# ~*~ My 2k2 Maxima ~*~



## Guest (Apr 30, 2002)

Check the link below!!!
Please vote on my page, sign my guestbook, or give me any input on my ride.. Thanks for your time.. PEACE


----------



## CarbonBlack200 (Apr 30, 2002)

Beautiful car. I like the update Nissan did to 2002 model. Standard H.I.D. headlights, new VQ35DE motor, mmmm!

14.7sec with Auto?
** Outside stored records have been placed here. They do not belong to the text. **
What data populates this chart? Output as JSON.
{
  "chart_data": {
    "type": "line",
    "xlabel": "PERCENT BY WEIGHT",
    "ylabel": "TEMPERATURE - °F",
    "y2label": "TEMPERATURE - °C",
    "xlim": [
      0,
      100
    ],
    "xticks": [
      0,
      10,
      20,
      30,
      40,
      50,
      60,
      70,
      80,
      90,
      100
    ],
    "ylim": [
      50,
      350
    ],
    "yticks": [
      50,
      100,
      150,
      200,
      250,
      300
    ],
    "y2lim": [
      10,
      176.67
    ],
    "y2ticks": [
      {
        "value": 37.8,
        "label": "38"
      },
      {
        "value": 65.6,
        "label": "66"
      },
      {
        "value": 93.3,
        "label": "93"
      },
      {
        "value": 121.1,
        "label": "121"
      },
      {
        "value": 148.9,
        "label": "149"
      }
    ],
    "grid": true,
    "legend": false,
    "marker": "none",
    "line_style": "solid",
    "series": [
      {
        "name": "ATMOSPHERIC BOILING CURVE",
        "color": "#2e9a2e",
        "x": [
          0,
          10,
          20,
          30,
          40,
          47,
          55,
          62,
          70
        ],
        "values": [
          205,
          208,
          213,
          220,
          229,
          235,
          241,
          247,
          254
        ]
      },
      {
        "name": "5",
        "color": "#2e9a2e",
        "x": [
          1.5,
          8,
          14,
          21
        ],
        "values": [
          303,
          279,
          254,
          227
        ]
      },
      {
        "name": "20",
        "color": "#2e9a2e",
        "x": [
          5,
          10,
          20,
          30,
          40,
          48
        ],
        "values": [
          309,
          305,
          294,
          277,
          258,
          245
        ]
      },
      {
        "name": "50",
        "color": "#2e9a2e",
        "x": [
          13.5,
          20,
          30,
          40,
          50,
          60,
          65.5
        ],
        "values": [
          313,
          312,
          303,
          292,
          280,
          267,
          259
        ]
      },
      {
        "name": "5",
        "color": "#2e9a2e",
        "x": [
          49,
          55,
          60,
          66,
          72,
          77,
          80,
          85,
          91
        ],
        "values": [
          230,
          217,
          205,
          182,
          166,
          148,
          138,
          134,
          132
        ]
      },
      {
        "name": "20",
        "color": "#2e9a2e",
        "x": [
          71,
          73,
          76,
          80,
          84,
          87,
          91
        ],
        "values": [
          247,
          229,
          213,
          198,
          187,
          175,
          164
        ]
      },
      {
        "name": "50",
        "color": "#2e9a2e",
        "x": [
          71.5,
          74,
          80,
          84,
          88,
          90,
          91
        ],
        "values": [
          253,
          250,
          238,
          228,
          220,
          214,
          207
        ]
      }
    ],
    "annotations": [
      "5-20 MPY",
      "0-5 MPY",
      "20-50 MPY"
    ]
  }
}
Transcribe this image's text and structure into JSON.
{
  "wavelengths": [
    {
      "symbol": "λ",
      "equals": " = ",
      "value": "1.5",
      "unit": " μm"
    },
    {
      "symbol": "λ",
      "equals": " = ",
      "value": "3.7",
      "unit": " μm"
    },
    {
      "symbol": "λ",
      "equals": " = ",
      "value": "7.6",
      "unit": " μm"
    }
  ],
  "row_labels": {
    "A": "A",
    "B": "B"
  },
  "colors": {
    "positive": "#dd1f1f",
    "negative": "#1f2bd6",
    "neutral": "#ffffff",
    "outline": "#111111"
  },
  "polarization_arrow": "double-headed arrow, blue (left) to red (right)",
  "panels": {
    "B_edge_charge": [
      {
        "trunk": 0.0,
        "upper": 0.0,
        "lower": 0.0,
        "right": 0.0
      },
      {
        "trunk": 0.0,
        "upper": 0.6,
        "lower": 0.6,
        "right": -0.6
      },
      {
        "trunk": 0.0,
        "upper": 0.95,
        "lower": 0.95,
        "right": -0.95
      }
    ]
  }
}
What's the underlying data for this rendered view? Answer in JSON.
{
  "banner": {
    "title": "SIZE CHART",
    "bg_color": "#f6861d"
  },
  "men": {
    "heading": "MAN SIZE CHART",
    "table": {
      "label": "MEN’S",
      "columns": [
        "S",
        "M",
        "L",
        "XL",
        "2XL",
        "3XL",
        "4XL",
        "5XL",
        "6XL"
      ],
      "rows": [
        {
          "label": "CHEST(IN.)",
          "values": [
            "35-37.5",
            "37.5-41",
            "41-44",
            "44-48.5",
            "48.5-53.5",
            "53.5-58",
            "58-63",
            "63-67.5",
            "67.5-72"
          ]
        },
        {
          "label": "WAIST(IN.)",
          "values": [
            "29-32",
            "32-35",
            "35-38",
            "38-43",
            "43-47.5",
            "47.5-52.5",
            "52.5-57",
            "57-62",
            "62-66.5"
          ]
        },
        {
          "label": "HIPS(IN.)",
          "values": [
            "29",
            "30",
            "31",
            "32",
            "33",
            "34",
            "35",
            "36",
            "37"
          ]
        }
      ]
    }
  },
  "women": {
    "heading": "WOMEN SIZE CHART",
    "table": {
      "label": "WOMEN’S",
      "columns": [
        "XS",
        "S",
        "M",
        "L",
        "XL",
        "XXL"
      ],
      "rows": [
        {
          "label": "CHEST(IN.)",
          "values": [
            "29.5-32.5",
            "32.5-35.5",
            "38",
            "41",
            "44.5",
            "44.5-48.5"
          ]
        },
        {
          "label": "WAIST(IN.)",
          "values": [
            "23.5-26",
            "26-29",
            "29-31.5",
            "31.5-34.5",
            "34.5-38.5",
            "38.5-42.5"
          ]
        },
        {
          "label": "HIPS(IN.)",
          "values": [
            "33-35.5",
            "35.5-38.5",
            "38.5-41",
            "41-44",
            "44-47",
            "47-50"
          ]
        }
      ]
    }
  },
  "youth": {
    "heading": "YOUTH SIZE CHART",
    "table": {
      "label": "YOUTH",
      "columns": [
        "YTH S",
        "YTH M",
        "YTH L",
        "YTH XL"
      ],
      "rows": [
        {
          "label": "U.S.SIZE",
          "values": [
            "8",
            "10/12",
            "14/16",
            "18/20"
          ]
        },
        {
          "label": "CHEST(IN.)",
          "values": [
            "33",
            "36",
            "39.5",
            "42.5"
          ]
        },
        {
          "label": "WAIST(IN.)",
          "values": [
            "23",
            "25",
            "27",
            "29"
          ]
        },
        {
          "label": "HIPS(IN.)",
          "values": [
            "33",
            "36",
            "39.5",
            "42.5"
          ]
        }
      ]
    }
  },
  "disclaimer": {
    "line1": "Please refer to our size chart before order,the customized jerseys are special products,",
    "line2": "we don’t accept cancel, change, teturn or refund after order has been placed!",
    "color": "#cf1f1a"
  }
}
That is impressive.


----------



## Guest (Apr 30, 2002)

Thanks a lot bro, that was ALL stock, with my chrome wheels, hopefully I will get it down in the 13's with my 70 shot.. Thanks for the comment and support


----------



## samo (Apr 30, 2002)

9 letters: BEAUTIFUL

I love the headlights!


----------



## XtremE (Apr 30, 2002)

i love the maxima, very nice car
and fast, you should have gotten the 6 speed


----------



## Guest (Apr 30, 2002)

I probably should of, but I am lazy and like to cruise downtown CHI alot, it makes it hard to mess with a stick all the time..


----------



## XtremE (Apr 30, 2002)

ChiTwista said:


> *I probably should of, but I am lazy and like to cruise downtown CHI alot, it makes it hard to mess with a stick all the time.. *


drove to work last summer, each day 1-1.5 hours in traffic
and i am startin UIC next semester so i will be in traffic even more


----------



## Guest (Apr 30, 2002)

XtremE said:


> *
> drove to work last summer, each day 1-1.5 hours in traffic
> and i am startin UIC next semester so i will be in traffic even more *


I feel for you bro, there is mad amounts of traffic here, especially in the summer.. My boy goes to UIC and I pick him up and drop him off sometimes.. LET ME TELL YOU, UR N 4 A LONG RIDE


----------



## Guest (May 6, 2002)

*BUMP*


----------



## CLSo1A (May 2, 2002)

lookin good


----------